Foucault M.—Manet, Flaubert—Museums, Libraries

Déjeuner sur l’Herbe and Olympia were perhaps the first “museum” paintings, the first paintings in European art that were less a response to the achievements of Giorgione, Raphael, and Velázquez than an acknowledgement (supported by this singular and obvious connection, using this legible reference to cloak its operation) of the new and substantial relationship of painting to itself, as a manifestation of the existence of museums and the particular reality and interdependence that paintings acquire in museums. In the same period, The Temptation was the first literary work to comprehend the greenish institutions where books are accumulated and where the slow and incontrovertible vegetation of learning quietly proliferates. Flaubert is to the library what Manet is to the museum. They both produced works in a self-conscious relationship to earlier painting or writing that remains indefinitely open. They erect their art within the archive.

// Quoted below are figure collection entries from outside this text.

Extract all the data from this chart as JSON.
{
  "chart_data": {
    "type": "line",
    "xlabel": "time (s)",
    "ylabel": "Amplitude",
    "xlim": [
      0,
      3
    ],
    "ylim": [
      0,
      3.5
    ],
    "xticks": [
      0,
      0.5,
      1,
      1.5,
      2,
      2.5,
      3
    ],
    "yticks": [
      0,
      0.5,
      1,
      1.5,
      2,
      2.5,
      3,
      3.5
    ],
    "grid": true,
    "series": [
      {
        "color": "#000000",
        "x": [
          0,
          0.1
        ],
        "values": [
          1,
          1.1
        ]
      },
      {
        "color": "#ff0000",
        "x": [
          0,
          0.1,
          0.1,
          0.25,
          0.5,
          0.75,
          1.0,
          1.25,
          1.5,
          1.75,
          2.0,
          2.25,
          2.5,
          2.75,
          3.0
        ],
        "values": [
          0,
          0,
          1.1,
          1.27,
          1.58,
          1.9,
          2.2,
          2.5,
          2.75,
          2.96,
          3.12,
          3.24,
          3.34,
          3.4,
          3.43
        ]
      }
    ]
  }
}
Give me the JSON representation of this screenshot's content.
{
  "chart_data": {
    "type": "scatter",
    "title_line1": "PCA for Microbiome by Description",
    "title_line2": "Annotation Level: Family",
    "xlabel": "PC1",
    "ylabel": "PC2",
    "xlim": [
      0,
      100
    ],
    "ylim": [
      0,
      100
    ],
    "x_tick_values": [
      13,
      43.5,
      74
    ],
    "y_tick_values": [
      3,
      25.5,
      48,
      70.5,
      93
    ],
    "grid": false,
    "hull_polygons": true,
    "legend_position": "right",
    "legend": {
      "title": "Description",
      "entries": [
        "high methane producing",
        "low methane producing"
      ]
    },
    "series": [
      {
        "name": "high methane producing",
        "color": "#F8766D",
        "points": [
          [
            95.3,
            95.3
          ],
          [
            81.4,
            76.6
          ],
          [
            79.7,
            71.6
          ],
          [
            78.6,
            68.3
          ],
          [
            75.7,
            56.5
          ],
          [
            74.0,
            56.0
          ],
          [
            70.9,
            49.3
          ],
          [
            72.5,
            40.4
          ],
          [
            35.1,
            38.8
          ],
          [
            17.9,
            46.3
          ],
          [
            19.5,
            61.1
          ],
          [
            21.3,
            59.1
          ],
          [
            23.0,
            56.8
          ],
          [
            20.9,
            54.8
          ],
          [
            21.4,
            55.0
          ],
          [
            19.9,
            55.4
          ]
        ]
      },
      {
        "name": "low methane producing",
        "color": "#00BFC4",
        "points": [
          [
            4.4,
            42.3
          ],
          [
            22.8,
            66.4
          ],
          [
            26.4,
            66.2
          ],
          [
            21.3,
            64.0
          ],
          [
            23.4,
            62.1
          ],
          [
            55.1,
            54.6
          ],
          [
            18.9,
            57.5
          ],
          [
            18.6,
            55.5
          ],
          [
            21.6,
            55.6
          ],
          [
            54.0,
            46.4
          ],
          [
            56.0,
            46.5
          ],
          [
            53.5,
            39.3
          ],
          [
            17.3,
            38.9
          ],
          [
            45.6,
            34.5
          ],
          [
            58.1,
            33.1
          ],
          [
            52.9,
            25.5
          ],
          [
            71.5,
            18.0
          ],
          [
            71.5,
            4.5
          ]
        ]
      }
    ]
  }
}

They were not meant to foster the lamentations—the lost youth, the absence of vigor, and the decline of inventiveness—through which we reproach our Alexandrian age, but to unearth an essential aspect of our culture: every painting now belongs within the squared and massive surface of painting and all literary works are confined to the indefinite murmur of writing.

Michel Foucault, “Fantasia of the Library,” in Language, Counter-Memory, Practice, trans. Donald F. Bouchard and Sherry Simon (Ithaca: Cornell University Press, 1980), pp. 92-3.